A typical day will depend on whether I am recording, producing or coaching. Recording days are pretty lengthy in a mainstream studio, typically an eight hour day – the expectation being that it takes two hours of studio time to record each hour of finished audio. If I am behind the glass running a session with a narrator, then that is also the schedule. Recording solo or working on an indie production allows a more flexible schedule. If I am editing, then it will take me about the same amount of time. Coaching and one to one director sessions are often in the evening as I work with a lot of US based narrators.


What do you think about the shift and rise in audiobooks, especially during the pandemic? Do you think this is an increase that will remain the same, or will we see audiobooks drop off again in upcoming years?


I think audiobooks are here to stay. One thing holding back growth is studio availability. Studios in the UK were largely operating in the traditional way prior to the pandemic, with actors going into studios to record. This changed during lockdown, with actors recording from home more and more often. Sadly, the quality of some of these COVID-19 recordings was pretty poor, and that created the impression among some publishers that it is impossible to create a quality audiobook outside a mainstream studio – a fact I vigorously dispute, though I have had many conversations with audio engineers who say that they faced really difficult edits because of poor quality audio. I did more books last year than ever before, but that rush seems to have cooled somewhat. Now, there are more publishers and production houses that are now willing to work with narrators who have a good quality personal studio at home and if this trend continues then the demand for audiobooks will continue to be met.

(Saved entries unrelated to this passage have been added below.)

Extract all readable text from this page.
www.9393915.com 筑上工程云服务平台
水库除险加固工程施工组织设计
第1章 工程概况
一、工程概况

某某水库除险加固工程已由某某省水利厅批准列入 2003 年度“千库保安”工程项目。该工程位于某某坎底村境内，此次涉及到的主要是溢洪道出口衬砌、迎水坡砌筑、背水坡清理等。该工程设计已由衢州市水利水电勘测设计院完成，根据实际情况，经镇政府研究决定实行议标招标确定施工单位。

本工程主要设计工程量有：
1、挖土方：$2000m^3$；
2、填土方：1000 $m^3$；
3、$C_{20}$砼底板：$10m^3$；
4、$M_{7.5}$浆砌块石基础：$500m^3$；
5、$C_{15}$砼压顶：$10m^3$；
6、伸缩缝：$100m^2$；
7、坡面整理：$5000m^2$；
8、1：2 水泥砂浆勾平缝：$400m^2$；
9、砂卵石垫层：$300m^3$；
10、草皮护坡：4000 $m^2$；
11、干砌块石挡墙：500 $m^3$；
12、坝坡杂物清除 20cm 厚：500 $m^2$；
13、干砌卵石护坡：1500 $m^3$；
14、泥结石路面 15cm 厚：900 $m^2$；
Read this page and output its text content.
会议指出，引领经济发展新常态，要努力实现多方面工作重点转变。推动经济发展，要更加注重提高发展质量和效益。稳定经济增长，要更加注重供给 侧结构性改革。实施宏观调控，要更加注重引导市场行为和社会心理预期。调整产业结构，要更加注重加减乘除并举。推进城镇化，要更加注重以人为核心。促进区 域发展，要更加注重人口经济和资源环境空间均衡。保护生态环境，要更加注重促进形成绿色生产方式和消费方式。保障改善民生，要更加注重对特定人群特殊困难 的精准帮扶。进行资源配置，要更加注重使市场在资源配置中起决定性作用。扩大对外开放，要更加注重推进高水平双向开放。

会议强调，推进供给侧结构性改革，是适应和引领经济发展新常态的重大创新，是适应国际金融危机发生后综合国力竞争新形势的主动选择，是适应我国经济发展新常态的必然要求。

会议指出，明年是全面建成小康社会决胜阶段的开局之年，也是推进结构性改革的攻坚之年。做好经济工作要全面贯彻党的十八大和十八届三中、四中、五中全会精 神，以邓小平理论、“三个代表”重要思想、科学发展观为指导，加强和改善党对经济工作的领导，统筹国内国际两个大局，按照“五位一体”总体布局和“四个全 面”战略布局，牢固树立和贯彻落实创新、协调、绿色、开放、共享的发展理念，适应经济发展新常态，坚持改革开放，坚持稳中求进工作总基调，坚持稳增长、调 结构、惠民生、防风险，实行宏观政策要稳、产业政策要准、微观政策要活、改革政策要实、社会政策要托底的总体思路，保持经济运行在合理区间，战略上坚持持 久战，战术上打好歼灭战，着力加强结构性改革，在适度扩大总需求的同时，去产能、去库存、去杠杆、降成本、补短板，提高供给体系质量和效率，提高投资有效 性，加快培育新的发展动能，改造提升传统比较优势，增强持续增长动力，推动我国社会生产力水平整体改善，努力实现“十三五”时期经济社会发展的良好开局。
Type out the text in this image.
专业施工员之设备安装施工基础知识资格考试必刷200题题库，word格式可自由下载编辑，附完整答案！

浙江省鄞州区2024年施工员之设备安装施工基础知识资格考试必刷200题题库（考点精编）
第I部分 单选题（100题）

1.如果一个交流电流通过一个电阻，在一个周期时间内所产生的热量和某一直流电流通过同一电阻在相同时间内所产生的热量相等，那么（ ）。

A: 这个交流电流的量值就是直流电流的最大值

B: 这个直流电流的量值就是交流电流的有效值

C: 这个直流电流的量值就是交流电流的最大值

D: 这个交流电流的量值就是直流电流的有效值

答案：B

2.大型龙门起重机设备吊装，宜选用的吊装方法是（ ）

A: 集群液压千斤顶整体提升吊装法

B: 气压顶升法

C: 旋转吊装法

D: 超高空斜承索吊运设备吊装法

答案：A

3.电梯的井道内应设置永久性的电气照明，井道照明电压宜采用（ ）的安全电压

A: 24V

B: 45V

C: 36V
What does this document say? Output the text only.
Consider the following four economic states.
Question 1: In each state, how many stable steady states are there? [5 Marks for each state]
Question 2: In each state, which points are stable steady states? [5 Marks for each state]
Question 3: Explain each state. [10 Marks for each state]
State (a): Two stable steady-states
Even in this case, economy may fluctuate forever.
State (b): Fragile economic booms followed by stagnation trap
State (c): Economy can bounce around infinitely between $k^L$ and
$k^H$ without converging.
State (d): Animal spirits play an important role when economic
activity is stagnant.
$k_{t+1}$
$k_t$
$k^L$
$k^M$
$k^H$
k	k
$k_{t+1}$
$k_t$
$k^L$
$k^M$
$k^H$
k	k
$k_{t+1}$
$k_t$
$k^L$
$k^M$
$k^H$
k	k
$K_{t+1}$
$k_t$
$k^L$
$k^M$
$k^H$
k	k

How important is it to have audiobooks available to smaller publishing houses as well as the bigger, more dominant ones?


It’s vital. Audible is really only interested in quantity and relies on the quality work, or the big-name authors, narrators and celebrities. The majority of audiobooks are read by jobbing actors and narrators, written by hard-working (and often little known) authors. Only small publishers seem willing to take a risk by publishing/producing a new and exciting novel by an unknown person because production costs are thought to be too high and the risk too great.